Header set Access-Control-Allow-Headers "Content-Type, Authorization"
Nginx
誤った設定例
CORSを許可する設定で、ワイルドカードを使用している例:
# 誤った例: ワイルドカードを使用
add_header Access-Control-Allow-Origin "*";
正しい設定例
CORSを許可するオリジンを明示的に指定する例:
# 正しい例: オリジンを明示的に指定
add_header Access-Control-Allow-Origin "https://example.com";
add_header Access-Control-Allow-Credentials "true";
add_header Access-Control-Allow-Methods "GET, POST, OPTIONS";
add_header Access-Control-Allow-Headers "Content-Type, Authorization";
PHP
誤った設定例
CORSを許可する設定で、ワイルドカードを使用している例:
<?php
// 誤った例: ワイルドカードを使用
header("Access-Control-Allow-Origin: *");
?>
正しい設定例
CORSを許可するオリジンを明示的に指定する例:
<?php
// 正しい例: オリジンを明示的に指定
header("Access-Control-Allow-Origin: https://example.com");
header("Access-Control-Allow-Credentials: true");
header("Access-Control-Allow-Methods: GET, POST, OPTIONS");
header("Access-Control-Allow-Headers: Content-Type, Authorization");
?>
JavaScript
JavaScript自体でCORSの設定を行うことはできません。

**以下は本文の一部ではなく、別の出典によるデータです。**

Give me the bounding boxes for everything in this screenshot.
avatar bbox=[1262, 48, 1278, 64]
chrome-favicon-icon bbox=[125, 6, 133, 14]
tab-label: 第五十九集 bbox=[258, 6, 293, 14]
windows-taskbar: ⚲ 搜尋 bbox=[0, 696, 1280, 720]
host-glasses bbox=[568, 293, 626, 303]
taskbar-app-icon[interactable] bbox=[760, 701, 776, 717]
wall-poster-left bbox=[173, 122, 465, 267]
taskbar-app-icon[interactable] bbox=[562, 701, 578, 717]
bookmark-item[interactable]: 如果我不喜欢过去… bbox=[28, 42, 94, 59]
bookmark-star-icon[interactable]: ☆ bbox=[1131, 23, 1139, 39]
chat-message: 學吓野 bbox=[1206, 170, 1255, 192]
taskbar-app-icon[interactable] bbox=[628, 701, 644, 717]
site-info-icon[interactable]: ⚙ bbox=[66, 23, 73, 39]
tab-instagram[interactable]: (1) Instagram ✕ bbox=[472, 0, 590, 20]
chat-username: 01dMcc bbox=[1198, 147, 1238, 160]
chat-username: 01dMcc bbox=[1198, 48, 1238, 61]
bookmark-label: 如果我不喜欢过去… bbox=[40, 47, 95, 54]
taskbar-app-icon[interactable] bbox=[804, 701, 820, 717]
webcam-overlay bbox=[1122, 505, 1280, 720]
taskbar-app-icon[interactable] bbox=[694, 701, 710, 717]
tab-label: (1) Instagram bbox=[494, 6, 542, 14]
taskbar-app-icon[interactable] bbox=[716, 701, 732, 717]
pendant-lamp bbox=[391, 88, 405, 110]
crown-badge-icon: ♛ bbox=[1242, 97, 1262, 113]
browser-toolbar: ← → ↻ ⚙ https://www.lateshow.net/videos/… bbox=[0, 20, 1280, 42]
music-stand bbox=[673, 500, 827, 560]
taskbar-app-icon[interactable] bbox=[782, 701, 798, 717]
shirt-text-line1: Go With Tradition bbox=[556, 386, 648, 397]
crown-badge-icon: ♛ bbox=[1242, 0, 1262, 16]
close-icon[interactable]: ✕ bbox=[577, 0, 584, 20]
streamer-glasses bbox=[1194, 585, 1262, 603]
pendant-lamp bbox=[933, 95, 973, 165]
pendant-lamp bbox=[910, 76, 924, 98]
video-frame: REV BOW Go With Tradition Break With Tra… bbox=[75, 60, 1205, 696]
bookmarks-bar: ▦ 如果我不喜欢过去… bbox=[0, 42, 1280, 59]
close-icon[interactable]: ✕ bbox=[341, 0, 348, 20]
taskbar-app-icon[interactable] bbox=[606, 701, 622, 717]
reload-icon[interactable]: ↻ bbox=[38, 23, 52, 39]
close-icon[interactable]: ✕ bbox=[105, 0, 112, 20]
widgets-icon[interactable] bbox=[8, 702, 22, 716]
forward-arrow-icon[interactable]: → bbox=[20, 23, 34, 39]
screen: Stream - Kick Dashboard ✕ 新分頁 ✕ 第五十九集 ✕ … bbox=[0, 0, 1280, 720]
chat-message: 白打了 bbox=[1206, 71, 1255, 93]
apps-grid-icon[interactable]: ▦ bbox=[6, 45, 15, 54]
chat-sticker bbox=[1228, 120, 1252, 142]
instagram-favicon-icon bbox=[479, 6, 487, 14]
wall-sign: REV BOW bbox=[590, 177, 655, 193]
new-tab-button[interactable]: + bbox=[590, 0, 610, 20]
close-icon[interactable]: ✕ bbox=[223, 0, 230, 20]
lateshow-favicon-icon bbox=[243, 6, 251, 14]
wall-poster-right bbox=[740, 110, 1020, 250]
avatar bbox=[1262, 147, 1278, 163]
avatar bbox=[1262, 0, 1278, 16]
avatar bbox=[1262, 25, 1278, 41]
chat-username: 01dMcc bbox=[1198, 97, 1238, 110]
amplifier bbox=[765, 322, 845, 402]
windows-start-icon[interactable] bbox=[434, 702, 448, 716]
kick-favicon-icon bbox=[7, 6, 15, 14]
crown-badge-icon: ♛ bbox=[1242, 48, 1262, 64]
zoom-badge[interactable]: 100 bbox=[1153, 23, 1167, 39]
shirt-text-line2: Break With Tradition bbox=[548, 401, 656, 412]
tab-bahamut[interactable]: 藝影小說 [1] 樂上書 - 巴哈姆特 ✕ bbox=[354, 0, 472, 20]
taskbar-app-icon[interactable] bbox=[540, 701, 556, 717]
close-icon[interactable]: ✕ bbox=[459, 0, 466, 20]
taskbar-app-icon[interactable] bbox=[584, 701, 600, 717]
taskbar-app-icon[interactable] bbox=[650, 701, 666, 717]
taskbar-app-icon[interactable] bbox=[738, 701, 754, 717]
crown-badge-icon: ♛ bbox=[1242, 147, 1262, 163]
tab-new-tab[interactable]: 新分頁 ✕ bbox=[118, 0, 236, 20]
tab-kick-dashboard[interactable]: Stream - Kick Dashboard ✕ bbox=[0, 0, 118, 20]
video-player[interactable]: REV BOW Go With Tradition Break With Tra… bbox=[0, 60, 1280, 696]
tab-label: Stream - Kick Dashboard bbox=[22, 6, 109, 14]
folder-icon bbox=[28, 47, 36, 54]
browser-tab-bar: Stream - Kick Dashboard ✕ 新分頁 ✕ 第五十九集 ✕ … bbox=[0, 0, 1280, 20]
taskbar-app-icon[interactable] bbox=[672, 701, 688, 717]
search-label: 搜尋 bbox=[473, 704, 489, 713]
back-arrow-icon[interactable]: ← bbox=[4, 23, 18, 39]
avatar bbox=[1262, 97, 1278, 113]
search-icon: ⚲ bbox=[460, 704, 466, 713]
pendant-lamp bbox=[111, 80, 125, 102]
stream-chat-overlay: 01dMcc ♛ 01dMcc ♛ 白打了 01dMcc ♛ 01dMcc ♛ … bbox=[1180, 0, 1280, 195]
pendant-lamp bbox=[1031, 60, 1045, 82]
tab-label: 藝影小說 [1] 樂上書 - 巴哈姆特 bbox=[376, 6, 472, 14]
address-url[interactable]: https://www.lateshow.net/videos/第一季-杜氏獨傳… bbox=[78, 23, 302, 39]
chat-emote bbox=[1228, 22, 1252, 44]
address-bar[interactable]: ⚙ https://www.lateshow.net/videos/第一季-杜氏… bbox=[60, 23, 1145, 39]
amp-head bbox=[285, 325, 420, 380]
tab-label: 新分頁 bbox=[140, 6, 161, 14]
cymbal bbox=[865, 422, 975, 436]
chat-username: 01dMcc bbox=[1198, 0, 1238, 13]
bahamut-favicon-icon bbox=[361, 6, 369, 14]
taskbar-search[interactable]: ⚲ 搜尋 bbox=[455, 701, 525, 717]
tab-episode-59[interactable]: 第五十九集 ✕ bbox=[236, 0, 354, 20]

CORSの設定はWebサーバーで行う必要があります。
AWS
正しい設定例
API GatewayでCORSを設定する例:
- API GatewayのCORS設定で、許可するオリジン、メソッド、ヘッダーを明示的に指定します。
- ワイルドカードの使用は避け、必要なオリジンのみを許可するように設定します。
検出方法
OWASP ZAPでの出力例
- Alert 名: Cross-Domain Misconfiguration
- リスク: Middle
- URL: CORS設定が不適切なURL
- パラメータ: なし
- 詳細: CORS設定が不適切であるという情報
手動再現例
- Webブラウザの開発者ツールを開き、Consoleタブを選択します。
- 異なるオリジンから、Webアプリケーションに対してXMLHttpRequestまたはfetch APIを使用してリクエストを送信します。
- CORSエラーが発生しない場合、CORS設定が不適切である可能性があります。
// 異なるオリジンからのリクエスト例
fetch('https://example.com/api/data', {
method: 'GET',
mode: 'cors'
})
.then(response => response.json())
.then(data => console.log(data))
.catch(error => console.error('Error:', error));
まとめ
- CVSS 基本値: 5.8 (Medium)
- 運用チームや開発者が意識すべきポイント:
- CORS設定を適切に行い、必要なオリジンのみを許可する。
- ワイルドカードの使用は避け、具体的なオリジンを指定する。
- CORS設定を定期的に見直し、不要なオリジンを削除する。
- 開発環境と本番環境で異なるCORS設定を使用する。
- API GatewayなどのサービスでCORSを設定する場合は、設定ミスがないか確認する。
- 再発防止:
- 開発プロセス全体でセキュリティを考慮する(Security by Design)。
- コードレビューを実施し、CORS設定の誤りを早期に発見する。
- 自動脆弱性診断ツールを導入し、定期的にスキャンを行う。
- 開発者向けのセキュリティトレーニングを実施する。
補足資料・参考URL
以上の対策と検出方法を活用して、Cross-Domain Misconfigurationのリスクを低減してください。